Friday, June 5, 2009

Hard Time Hope from Biblical Folk - Joseph

by: Dr. James Porch


Personal hope rises to abide at some point in a season of struggle against despair, provided…
Admittedly blocked and struggling to complete my own sentence, I realized desperation to discover and validate my own role in knowing new hope.

The following perspective offers my best shot, up to now.

Remember Joseph? This child of papa Jacob’s pride, the many-colored-coat boy, adolescent dreamer, slave victim of his brother’s treachery, chief operating officer for Pharaoh, also took a big risk in a time of serious economic threat. Stated further, the Hebrew in Egypt dared to defy his own potentially do- nothing attitude rather than merely accepting the plight of the time.

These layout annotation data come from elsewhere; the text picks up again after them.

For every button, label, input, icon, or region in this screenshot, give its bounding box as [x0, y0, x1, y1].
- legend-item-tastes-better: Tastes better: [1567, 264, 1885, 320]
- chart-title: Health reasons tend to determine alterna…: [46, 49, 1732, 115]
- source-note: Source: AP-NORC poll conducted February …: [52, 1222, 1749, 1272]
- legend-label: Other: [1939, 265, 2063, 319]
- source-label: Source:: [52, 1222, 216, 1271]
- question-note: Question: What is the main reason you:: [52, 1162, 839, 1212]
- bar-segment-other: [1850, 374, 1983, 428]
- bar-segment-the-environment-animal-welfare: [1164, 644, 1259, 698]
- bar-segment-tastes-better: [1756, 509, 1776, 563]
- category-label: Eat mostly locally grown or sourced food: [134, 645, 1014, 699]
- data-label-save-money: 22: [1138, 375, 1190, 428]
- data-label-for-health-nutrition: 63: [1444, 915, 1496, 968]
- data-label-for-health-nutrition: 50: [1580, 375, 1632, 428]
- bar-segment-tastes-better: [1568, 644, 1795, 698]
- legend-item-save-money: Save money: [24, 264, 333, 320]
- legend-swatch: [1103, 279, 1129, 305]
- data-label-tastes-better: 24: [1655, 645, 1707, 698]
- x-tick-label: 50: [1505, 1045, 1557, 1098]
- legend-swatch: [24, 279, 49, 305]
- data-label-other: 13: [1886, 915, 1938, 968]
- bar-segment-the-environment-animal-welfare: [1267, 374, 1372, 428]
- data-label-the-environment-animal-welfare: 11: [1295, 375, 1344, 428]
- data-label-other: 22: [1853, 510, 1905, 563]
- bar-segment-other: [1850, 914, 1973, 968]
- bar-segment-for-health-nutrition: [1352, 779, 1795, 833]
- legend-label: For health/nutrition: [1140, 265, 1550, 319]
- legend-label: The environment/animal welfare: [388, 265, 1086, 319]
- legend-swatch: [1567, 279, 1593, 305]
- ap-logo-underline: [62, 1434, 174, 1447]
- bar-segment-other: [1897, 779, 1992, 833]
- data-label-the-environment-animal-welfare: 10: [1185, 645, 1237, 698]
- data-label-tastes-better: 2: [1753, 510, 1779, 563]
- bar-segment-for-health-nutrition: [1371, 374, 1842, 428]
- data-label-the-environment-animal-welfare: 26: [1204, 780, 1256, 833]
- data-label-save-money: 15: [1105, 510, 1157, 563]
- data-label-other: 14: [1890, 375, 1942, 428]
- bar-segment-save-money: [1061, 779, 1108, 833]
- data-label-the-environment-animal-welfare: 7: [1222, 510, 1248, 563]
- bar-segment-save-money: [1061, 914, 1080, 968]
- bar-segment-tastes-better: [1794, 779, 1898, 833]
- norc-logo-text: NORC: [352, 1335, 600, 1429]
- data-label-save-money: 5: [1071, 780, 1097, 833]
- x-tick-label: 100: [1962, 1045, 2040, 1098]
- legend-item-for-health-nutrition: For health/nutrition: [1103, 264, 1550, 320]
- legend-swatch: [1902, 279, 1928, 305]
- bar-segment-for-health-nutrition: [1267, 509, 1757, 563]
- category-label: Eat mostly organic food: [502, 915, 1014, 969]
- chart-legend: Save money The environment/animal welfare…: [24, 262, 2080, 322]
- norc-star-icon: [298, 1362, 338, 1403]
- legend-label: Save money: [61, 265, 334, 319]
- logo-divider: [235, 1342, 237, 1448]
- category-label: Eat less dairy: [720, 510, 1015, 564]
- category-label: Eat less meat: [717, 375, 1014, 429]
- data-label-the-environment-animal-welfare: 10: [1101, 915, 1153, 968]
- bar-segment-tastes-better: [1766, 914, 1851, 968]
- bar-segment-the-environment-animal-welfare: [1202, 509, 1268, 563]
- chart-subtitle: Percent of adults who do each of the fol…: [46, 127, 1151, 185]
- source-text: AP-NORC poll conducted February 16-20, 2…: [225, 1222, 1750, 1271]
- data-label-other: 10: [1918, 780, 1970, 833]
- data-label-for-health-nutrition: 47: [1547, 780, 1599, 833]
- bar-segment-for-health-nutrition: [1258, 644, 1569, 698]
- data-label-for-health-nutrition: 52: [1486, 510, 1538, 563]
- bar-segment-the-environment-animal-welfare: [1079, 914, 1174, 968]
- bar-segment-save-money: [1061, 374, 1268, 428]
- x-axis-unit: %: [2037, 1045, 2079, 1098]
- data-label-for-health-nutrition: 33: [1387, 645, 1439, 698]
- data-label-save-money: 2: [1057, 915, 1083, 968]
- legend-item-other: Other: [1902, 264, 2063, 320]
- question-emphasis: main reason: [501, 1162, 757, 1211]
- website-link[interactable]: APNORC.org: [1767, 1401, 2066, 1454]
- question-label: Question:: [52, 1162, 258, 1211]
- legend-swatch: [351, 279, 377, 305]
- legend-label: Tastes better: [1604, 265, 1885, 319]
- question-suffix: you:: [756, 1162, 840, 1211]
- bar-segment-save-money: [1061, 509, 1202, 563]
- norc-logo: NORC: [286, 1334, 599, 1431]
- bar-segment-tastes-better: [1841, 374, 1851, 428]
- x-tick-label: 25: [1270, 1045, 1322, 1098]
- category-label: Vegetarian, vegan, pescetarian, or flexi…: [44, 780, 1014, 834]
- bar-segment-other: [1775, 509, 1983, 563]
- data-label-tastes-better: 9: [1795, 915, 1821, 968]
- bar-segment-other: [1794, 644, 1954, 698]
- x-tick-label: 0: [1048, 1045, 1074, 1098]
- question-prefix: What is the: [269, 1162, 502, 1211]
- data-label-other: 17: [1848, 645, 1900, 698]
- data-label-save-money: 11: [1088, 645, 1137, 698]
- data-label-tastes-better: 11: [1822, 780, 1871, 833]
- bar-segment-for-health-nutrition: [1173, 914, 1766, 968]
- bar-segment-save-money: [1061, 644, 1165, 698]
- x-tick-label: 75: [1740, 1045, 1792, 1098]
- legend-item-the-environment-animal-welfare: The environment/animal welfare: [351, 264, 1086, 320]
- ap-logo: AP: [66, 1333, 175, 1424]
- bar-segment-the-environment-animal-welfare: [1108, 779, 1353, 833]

Remember Pharaoh of Egypt? One night he had two successive dreams—one of seven ugly range cows devouring seven feedlot cows, and the other visualizing seven nubbins of corn swallowed by seven well filled out ears. Furious and frustrated as his magicians offered no conclusive answer, the high potentate called in Joseph, currently serving a long stretch in prison. The young man appeared before Pharaoh, heard the dreams and cut right to the issue, predicting seven years of good harvest followed by seven successive years of famine. Scared, angry, or whatever, Pharaoh impressed by Joseph’s insight elevated him to governor with the assigned task to manage the duties to prepare for the coming hunger plight. Also Joseph got a wife, Asenath, as a further expression of Pharaoh’s grace.

Now by his faith in God and Pharaoh’s confidence, Joseph possessed a free from slavery future. The stress of detailed planning and meticulous management could have possessed his life to the point of total reluctance to choose to add anything to his new responsibilities.

Nevertheless, “before the years of famine came, two sons were born to Joseph.” One he named Manasseh meaning “God has made me forget all my troubles and all my father’s household.” The second carried the name Ephraim, “for…God has made me fruitful in the land of my affliction” (Genesis 41).

Facing lean known but yet to what extent unknown years ahead, Joseph started his family. RISK. No way over, beside, or around the fact Jacob’s son took the risk to not be halted wondering, “What’s over on the other side of the famine?” Even his son’s names announced the strength of his risk—release from the power of past affliction and positive focus toward his life encounters ahead.

Your trials toward hope may inevitably run through a big new land of risk. Personally, my hope road not yet traveled has been and will be toward and through risk. For me, the principle composes part of my personal DNA. The year of my birth, 1941, the United States government declared The Great Depression of the 1930’s had ended. That proclamation had no affect on my home community. Actually, the 1929 Wall Street crash received little attention. According to my parents, they had planned for me and hoped for me all the way through hard economic times. I suppose a birth child of risk just learns to court risk as a part of his life.